Both Joanna Robinson of Vanity Fair and Scott Mendelson of Forbes noted the chemistry between Poe and Finn (John Boyega), with Brian Truitt of USA Today calling the relationship a "bromance". Their scenes in the film, and Isaac's own comments during an interview with Ellen DeGeneres, have sparked fan and journalistic speculation that Poe could be gay, or be developed as such in future films. (Note: Attributed to multiple references:) Several media outlets reported the wave of fan fiction and fan art created by fan "shippers", or those with a desire to see Poe and Finn in a romantic relationship. (Note: Attributed to multiple references:) Commenting on Isaac's camaraderie with his The Force Awakens cast members, Robinson wrote that "the most important bond Isaac established was with John Boyega.
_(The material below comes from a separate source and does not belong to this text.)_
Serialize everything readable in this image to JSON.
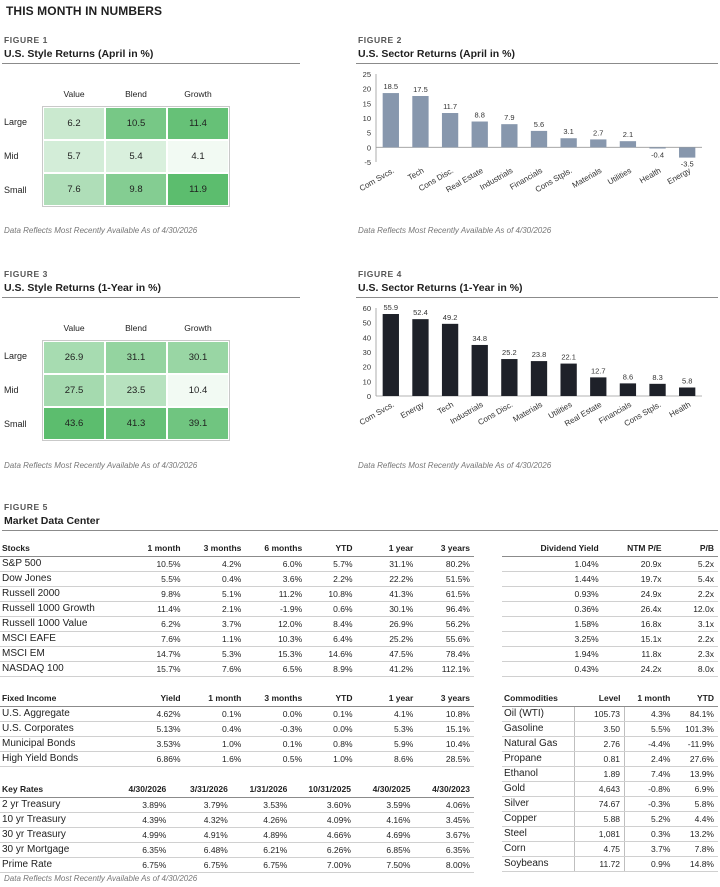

Theirs is a flirtation that launched a thousand pieces of fan fiction." Despite fan support and Isaac's push for a romantic relationship between the characters, such a direction was not pursued in The Rise of Skywalker. Film editor Maryann Brandon, who worked on both The Force Awakens and The Rise of Skywalker, said she did not see a romance develop between the two characters in the footage for the films, noting that she was "not reading as much into it as an audience." Brandon described the characters as the "best of friends. There is a kind of brotherhood there where they understand each other, and they've got each other's back."